Elements of a(C) 
*

*Denote by C the system 
{ (a,b] : -$\infty < a \leq b < \infty $} $\bigcup$ { (a,$\infty $) a $\in \mathbb R$ } $\bigcup$ {(-$\infty $,b] :  b $\in \mathbb R$}
Remark that $\mathbb R$ is not in C. Can someone explain why this is true? 

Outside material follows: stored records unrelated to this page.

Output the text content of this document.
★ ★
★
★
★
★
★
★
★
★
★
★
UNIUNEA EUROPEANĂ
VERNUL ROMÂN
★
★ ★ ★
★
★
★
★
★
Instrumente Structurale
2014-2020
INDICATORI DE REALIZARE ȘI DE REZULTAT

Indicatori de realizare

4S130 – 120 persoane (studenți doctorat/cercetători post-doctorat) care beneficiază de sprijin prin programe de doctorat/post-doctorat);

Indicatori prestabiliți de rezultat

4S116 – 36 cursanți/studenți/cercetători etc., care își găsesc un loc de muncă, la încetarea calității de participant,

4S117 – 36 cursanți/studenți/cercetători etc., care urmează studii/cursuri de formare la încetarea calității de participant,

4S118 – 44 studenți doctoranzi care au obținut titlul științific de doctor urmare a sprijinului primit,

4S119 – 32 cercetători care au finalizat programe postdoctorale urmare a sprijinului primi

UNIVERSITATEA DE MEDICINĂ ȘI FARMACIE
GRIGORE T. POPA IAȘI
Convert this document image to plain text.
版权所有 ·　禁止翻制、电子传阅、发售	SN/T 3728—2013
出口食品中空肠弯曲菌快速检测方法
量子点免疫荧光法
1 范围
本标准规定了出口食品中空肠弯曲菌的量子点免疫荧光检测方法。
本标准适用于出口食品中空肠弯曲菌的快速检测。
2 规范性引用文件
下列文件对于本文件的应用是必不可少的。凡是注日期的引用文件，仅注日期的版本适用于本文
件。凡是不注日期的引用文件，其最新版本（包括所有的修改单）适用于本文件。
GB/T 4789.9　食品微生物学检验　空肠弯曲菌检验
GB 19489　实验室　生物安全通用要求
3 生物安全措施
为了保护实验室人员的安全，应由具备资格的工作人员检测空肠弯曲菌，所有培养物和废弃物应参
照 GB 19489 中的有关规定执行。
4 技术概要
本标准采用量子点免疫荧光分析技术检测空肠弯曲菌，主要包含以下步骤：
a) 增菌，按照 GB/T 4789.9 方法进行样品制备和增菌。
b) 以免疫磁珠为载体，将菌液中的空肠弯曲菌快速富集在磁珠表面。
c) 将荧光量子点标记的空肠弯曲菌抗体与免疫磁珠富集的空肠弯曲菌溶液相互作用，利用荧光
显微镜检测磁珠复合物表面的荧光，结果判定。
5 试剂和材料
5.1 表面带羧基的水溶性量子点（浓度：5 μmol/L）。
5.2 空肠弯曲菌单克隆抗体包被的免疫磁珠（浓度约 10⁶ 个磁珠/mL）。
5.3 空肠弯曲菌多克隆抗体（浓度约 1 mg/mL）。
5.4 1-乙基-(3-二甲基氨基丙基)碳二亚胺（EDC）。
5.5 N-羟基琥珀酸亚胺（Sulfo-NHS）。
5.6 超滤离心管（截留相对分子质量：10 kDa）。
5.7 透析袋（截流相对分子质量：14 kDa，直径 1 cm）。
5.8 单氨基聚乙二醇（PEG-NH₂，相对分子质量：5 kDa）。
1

*Let A be an arbitrary elemtn of the algebra a(C) Give a representation of A in terms of elements of C ; 
I wrote 
A = { $\bigcup${i=1...n}$\ A_i$ where $\ A_i \in C $ for all i=1,..n}
Is this right? 


*

*Is this representation unique, yes or no? A. no 


And finally, this is where I'm really stuck;
Let F: $\mathbb R \rightarrow \mathbb R $ be a right continuous and non decreasing function. Define $\ P_0 : C\rightarrow [0,\infty]$  by $\ P_0(I) = F(b)-F(a) : I = $ {$\ (a,b] -\infty < a \leq b < \infty $} , $\ F(\infty) - F(a) : I = (a,\infty) a\in \mathbb R $ , $\ F(b)-F(-\infty) : I = (\infty,b]  b\in \mathbb R $. Where $\ F(\infty) = sup$ {$\ F(x): x \in \mathbb R $} and $\ F(-\infty) = inf$ {$\ F(x): x \in \mathbb R $}
Construct a content on ($\mathbb R $, a(C)) which coincides with $\ P_0 $ on C ?? 
How would you do this when you dont know F!?
 A: If $\mathbb{R} \in C$, then there would be real numbers $a$ and $b$ such that $\mathbb{R} = (a,b]$ or $\mathbb{R} = (a,\infty)$ or $\mathbb{R} = (-\infty, b]$. It's easy to see that each of these is impossible. Just check a few numbers to see why yourself.
Your representation is okay, but notice that the union of any two non-disjoint (i.e. overlapping) elements of $C$ is again in $C$. So the representation is not unique (since you can arbitrarily split up any of the elements of $C$ into the disjoint union of two elements of $C$). So you can do slightly better: you can impose a stronger condition on your representation of $A$. Hint: The condition I'm referring to is alluded to in this very paragraph; also the condition will make defining a content on $A$ easier.
You will indeed have to define your content in terms of $F$. The point is that $P_{0}$ defines a set function only on $C$, so you need to extend $P_0$ to the algebra $A$, meanwhile retaining the properties necessary to yield a content. As my hint above said, the "right" representation of $A$ will make this easier.